Certain hands-on techniques may help with your pet’s arthritic pain, range of motion, and flexibility. For example – you can gently massage your dog’s joints before encouraging them to go on a walk. The massage acts as a warm-up and may help with stiffened joints.
Besides a massage, try manipulating your pet’s affected joints for increased blood flow and better stability. Finally, help them stretch their limbs to increase flexibility.
An unexpected slippage, a reluctant gait up the stairs, or a missed catch in the park – osteoarthritis can show up in different ways. Pet parents must keep their eyes open to their dog’s changing health.

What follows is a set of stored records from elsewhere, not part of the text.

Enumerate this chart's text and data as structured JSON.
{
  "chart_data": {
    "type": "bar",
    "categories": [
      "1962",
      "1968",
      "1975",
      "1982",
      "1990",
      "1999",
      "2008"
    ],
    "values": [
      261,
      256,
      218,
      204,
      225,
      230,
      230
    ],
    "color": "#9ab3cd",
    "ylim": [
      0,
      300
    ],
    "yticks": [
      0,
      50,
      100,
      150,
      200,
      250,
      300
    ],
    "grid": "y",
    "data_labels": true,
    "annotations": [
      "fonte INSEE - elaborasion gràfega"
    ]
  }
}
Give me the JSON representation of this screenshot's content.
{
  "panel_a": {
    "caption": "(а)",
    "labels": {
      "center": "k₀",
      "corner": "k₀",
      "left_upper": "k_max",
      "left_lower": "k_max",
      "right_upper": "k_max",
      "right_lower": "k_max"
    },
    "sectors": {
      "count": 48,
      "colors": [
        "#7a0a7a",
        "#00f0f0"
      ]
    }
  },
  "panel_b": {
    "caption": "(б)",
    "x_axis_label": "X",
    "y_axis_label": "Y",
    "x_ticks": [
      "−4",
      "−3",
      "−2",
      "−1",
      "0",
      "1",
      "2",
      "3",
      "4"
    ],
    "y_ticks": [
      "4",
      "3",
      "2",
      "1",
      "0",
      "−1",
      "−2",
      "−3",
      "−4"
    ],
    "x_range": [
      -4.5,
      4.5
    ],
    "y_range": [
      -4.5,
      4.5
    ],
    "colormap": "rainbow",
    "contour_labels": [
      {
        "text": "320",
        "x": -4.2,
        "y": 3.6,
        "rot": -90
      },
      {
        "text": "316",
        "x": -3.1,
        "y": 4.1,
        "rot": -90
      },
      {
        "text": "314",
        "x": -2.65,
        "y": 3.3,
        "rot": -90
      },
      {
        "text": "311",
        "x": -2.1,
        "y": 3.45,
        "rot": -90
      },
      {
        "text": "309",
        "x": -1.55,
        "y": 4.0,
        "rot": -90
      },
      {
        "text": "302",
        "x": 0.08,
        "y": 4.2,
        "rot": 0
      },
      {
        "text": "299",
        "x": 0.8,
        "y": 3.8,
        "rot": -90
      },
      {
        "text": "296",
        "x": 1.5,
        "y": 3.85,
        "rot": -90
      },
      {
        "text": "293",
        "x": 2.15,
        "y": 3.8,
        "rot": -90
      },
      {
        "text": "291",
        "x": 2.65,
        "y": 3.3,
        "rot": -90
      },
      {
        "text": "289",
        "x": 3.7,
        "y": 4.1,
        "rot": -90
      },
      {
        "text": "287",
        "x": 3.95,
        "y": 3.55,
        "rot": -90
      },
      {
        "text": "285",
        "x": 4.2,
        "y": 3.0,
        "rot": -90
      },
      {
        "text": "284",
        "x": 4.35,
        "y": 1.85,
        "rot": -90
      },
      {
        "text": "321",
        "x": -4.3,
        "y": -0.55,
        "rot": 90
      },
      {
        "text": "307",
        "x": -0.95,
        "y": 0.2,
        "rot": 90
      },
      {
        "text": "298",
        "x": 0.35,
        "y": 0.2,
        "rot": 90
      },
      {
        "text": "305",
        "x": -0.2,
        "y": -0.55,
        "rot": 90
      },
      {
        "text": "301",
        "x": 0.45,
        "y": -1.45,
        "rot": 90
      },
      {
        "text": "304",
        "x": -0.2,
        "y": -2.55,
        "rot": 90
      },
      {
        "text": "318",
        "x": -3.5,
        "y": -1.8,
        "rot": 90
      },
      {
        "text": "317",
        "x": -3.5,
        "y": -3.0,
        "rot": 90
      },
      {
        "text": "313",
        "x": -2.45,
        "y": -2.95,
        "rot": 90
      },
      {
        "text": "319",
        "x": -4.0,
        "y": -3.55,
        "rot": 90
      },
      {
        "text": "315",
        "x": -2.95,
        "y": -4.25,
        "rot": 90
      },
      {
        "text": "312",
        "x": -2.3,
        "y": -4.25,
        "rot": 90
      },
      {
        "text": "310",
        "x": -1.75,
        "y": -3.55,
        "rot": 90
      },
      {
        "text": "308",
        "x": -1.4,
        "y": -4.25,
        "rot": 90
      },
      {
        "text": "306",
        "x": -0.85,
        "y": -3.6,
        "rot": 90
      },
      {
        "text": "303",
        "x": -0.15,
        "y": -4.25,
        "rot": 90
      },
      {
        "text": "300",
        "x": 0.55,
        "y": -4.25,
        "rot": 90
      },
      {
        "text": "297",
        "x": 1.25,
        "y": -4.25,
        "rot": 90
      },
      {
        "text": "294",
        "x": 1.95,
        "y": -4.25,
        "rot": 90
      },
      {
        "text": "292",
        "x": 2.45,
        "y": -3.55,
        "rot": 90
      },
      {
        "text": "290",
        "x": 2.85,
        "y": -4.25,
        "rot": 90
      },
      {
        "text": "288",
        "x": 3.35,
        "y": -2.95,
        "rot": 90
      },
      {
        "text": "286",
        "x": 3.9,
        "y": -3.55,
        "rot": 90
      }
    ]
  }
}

This disease is becoming a top health concern as cases are rising, especially among senior dogs. Early diagnosis and treatment are crucial to providing your pet with a good life. Above all, remember that mobility matters and a playful and fit pet is a healthy one.
Take the necessary preventive measures, keep a close eye on your pet’s health, and schedule routine vet visits. A dedicated pet parent can help their furry baby live a long, happy, and healthy life.